Starring: Ving Rhames, Sarah Polley
Director: Zack Snyder
Rated: R
RunTime: 100 Minutes
Release Date: March 2004
Genres: Horror, Action

*Also starring: Mekhi Phifer, Jake Weber, Ty Burrell, Michael Kelly, Lindy Booth, Matt Austin, Boyd Banks, Jayne Eastwood, Ken Foree, Matt Frewer

Review by Steve Rhodes
2½ stars out of 4

Playing like a cross between a National Rife Association ad and a rip-off of 28 DAYS LATER, DAWN OF THE DEAD is actually a remake of the 1978 film of the same name. As an extended teaser, the first ten minutes of the movie were shown recently on national television. This was a brilliant marketing strategy since this beginning segment of mayhem and death is the only consistently satisfying part of the picture. Most of the movie has as much dead air as dead bodies. The movie clearly wants to ride on the successful coattails of 28 DAYS LATER, another zombie flick. It is even shot and edited in the same grainy and jumpy style. But, while 28 DAYS LATER was an intelligent science fiction thriller with horror movie aspects, DAWN OF THE DEAD is more interested in the horror and the humor than it is in the story.

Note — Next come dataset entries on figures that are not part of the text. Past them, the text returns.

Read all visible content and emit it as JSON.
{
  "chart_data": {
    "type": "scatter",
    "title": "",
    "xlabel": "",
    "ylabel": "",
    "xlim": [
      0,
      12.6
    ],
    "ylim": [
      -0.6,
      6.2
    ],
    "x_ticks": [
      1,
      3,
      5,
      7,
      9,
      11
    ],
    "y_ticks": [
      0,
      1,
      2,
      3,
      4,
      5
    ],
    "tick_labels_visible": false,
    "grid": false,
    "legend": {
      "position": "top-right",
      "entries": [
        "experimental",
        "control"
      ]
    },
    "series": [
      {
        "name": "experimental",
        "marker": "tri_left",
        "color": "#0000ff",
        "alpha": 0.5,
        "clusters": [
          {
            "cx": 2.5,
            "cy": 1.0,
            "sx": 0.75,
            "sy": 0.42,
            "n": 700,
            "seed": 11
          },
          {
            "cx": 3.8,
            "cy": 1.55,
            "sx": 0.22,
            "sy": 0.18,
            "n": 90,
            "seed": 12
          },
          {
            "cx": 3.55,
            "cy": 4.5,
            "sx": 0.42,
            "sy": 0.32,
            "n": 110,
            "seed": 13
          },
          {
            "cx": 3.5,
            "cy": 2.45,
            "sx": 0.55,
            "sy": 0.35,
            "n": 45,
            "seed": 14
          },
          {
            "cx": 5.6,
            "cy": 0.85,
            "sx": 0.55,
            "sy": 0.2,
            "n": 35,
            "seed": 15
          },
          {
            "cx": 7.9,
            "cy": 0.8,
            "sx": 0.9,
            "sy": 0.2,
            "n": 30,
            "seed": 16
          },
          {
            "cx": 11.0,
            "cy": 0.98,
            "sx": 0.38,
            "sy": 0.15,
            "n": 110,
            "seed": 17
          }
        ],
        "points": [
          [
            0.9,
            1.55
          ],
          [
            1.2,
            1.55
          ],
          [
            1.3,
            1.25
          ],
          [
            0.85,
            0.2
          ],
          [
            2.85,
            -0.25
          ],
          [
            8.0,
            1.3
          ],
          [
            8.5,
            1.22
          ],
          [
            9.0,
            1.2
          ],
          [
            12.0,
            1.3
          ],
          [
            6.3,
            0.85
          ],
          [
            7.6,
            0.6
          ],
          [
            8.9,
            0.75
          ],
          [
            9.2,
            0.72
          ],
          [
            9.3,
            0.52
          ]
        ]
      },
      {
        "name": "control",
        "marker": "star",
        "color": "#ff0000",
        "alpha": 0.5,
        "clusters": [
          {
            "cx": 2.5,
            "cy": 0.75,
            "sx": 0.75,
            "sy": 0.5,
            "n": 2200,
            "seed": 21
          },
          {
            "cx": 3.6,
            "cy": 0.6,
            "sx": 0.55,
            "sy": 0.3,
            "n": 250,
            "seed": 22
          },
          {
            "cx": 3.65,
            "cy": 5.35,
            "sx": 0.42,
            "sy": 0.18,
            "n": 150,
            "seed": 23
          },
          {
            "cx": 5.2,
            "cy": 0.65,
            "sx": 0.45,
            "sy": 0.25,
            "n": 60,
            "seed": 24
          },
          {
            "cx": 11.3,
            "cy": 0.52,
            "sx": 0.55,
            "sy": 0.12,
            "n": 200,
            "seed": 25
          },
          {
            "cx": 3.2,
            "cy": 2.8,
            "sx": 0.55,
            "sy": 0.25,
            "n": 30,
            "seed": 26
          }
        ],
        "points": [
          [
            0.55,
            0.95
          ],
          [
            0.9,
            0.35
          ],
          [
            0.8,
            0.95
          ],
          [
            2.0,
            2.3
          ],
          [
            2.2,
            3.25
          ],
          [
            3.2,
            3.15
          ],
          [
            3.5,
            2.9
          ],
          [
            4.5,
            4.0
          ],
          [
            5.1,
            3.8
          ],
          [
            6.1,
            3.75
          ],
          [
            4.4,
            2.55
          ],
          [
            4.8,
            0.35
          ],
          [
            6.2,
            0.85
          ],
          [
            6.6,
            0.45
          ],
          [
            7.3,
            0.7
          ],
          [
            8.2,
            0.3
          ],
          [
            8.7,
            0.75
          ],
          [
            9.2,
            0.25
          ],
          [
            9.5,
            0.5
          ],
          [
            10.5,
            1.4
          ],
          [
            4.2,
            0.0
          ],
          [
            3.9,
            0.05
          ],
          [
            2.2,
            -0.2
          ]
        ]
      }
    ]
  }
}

Thanks to their fourth amendment rights, Ana (Sarah Polley), Kenneth (Ving Rhames) and the rest of our rag-tag team are able to collect an arsenal of arms to fend off the zombies, which are called "twitchers." Only a shot to the zombie's brain kills them, and our shooters all turn out to be perfect marksmen who never miss. Our good guys are holed up at the local mall and don't know if anything else is alive in the greater Milwaukee area, where the story is set. In fact, they don't know much of anything, including how this disaster got started and how widespread it might be.

Although a thousand twitchers mill around outside the mall like teens at a rock concert, our team inside mixes worries with laughs. For people who are dealing with the end of the world, they are strangely obsessed with finding proper bathrooms. They spend their time playing basketball and having sex, among other activities. Most of this seems to serve only to kill time. The only truly ingenious part is a chess game, which Kenneth plays with a stranger on another rooftop. They communicate moves with binoculars and white boards.

The repetitive movie rapidly becomes tiresome. Only in the inevitable ending break for freedom does the movie again recapture some of the energy and imagination with which it started.

DAWN OF THE DEAD runs 1:45. It is rated R for "pervasive strong horror violence and gore, language and sexuality" and would be acceptable for older teenagers.